Taxpayer is an Indiana company.
Taxpayer operates an auto body shop. Taxpayer started operating in 1976 and is
required to file annual Corporate Income Tax returns. In August 2012, the
Indiana Department of Revenue ("Department") sent a letter to
Taxpayer stating that the refund for the period ending 10/31/2010 was being
held due to an unfiled return. The Department intercepted the 2010 refund
because a tax return was not filed in 1998. Taxpayer immediately provided a
copy of the tax return and contends that they did file the return in 1998. Taxpayer
also states that they have been audited by Department since 1998, have not
changed their address, and received no notice of an unfiled return until August
2012.
...
Taxpayer protests the imposition of
the penalty for failure to timely file its corporate income tax return.
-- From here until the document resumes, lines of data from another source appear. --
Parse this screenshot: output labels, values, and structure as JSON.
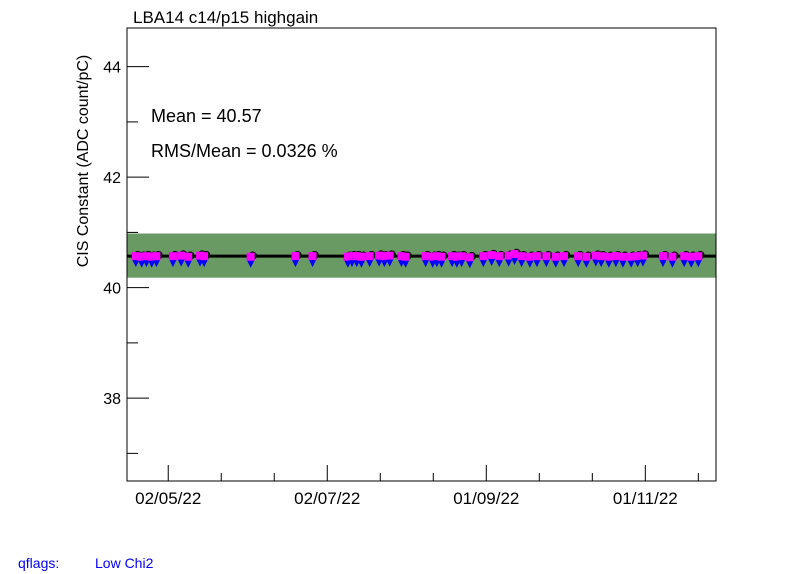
{
  "chart_data": {
    "type": "scatter",
    "title": "LBA14 c14/p15 highgain",
    "ylabel": "CIS Constant (ADC count/pC)",
    "xlabel": "",
    "ylim": [
      36.5,
      44.7
    ],
    "xlim": [
      0,
      100
    ],
    "y_ticks": [
      38,
      40,
      42,
      44
    ],
    "y_minor_ticks": [
      37,
      39,
      41,
      43
    ],
    "x_tick_labels": [
      {
        "label": "02/05/22",
        "x": 7
      },
      {
        "label": "02/07/22",
        "x": 34
      },
      {
        "label": "01/09/22",
        "x": 61
      },
      {
        "label": "01/11/22",
        "x": 88
      }
    ],
    "x_minor_ticks": [
      16,
      25,
      43,
      52,
      70,
      79,
      97
    ],
    "mean_line": 40.57,
    "band": [
      40.18,
      40.98
    ],
    "colors": {
      "band": "#6a9a64",
      "point": "#000000",
      "marker": "#ff00ff",
      "triangle": "#0000ff"
    },
    "points": [
      {
        "x": 1.5,
        "y": 40.57
      },
      {
        "x": 2.5,
        "y": 40.56
      },
      {
        "x": 3.3,
        "y": 40.57
      },
      {
        "x": 4.2,
        "y": 40.56
      },
      {
        "x": 5.0,
        "y": 40.57
      },
      {
        "x": 7.8,
        "y": 40.57
      },
      {
        "x": 9.2,
        "y": 40.58
      },
      {
        "x": 10.4,
        "y": 40.56
      },
      {
        "x": 12.4,
        "y": 40.58
      },
      {
        "x": 13.1,
        "y": 40.57
      },
      {
        "x": 21.0,
        "y": 40.56
      },
      {
        "x": 28.6,
        "y": 40.57
      },
      {
        "x": 31.5,
        "y": 40.57
      },
      {
        "x": 37.5,
        "y": 40.56
      },
      {
        "x": 38.2,
        "y": 40.57
      },
      {
        "x": 39.0,
        "y": 40.57
      },
      {
        "x": 39.8,
        "y": 40.56
      },
      {
        "x": 41.2,
        "y": 40.57
      },
      {
        "x": 42.8,
        "y": 40.58
      },
      {
        "x": 43.7,
        "y": 40.57
      },
      {
        "x": 44.6,
        "y": 40.58
      },
      {
        "x": 46.6,
        "y": 40.57
      },
      {
        "x": 47.3,
        "y": 40.56
      },
      {
        "x": 50.7,
        "y": 40.57
      },
      {
        "x": 51.9,
        "y": 40.56
      },
      {
        "x": 52.6,
        "y": 40.57
      },
      {
        "x": 53.4,
        "y": 40.56
      },
      {
        "x": 55.2,
        "y": 40.57
      },
      {
        "x": 56.0,
        "y": 40.56
      },
      {
        "x": 56.8,
        "y": 40.57
      },
      {
        "x": 58.2,
        "y": 40.55
      },
      {
        "x": 60.5,
        "y": 40.57
      },
      {
        "x": 61.9,
        "y": 40.59
      },
      {
        "x": 63.2,
        "y": 40.57
      },
      {
        "x": 64.8,
        "y": 40.58
      },
      {
        "x": 65.8,
        "y": 40.61
      },
      {
        "x": 67.0,
        "y": 40.57
      },
      {
        "x": 68.4,
        "y": 40.56
      },
      {
        "x": 69.6,
        "y": 40.57
      },
      {
        "x": 71.2,
        "y": 40.57
      },
      {
        "x": 72.8,
        "y": 40.56
      },
      {
        "x": 74.2,
        "y": 40.57
      },
      {
        "x": 76.6,
        "y": 40.57
      },
      {
        "x": 78.0,
        "y": 40.56
      },
      {
        "x": 79.6,
        "y": 40.58
      },
      {
        "x": 80.5,
        "y": 40.57
      },
      {
        "x": 81.8,
        "y": 40.56
      },
      {
        "x": 83.0,
        "y": 40.57
      },
      {
        "x": 84.2,
        "y": 40.56
      },
      {
        "x": 85.6,
        "y": 40.56
      },
      {
        "x": 86.7,
        "y": 40.57
      },
      {
        "x": 87.6,
        "y": 40.58
      },
      {
        "x": 91.0,
        "y": 40.57
      },
      {
        "x": 92.6,
        "y": 40.56
      },
      {
        "x": 94.6,
        "y": 40.57
      },
      {
        "x": 95.8,
        "y": 40.56
      },
      {
        "x": 97.0,
        "y": 40.57
      }
    ]
  },
  "stats": {
    "mean_text": "Mean = 40.57",
    "rms_text": "RMS/Mean = 0.0326 %"
  },
  "qflags": {
    "label": "qflags:",
    "value": "Low Chi2"
  }
}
IC § 6-8.1-10-2.1(g) provides that
if a person:
[F]ails to file a return for a
listed tax that shows no tax liability for a taxable year, other than an
information return (as defined in section 6 of this chapter), on or before the
due date of the return shall pay a penalty of ten dollars ($10) for each day
that the return is past due, up to a maximum of two hundred fifty dollars
($250).
...
Taxpayer states that it had no
intent to disregard, nor willfully neglect, the laws of Indiana regarding its
tax obligations. Taxpayer states that they did not receive notice that the 1998
Corporate Income tax return was not filed. Taxpayer questioned why they did not
receive notice on a delinquent return within a year from the filing deadline.
Taxpayer contends that the Department has audited them at least two times since
1998 and the Department did not tell Taxpayer about a missing tax return until
nearly fourteen years later.
Indiana law requires Taxpayer to
demonstrate that it had reasonable cause for not filing its Corporate Income
Tax return. In order to establish reasonable cause, Taxpayer must demonstrate
that it exercised "ordinary business care and prudence" in conducting
the duties from which the additional tax and penalty arose. 45 IAC
15-11-2(c).
Taxpayer claims that they did not
receive notice of the missing tax return before 2012. Taxpayer contends that
this should have been addressed during the audits conducted by the Department.
Taxpayer has demonstrated a reasonable cause that it exercised ordinary
business care and prudence.
The Department finds that Taxpayer
has made an affirmative showing of reasonable cause.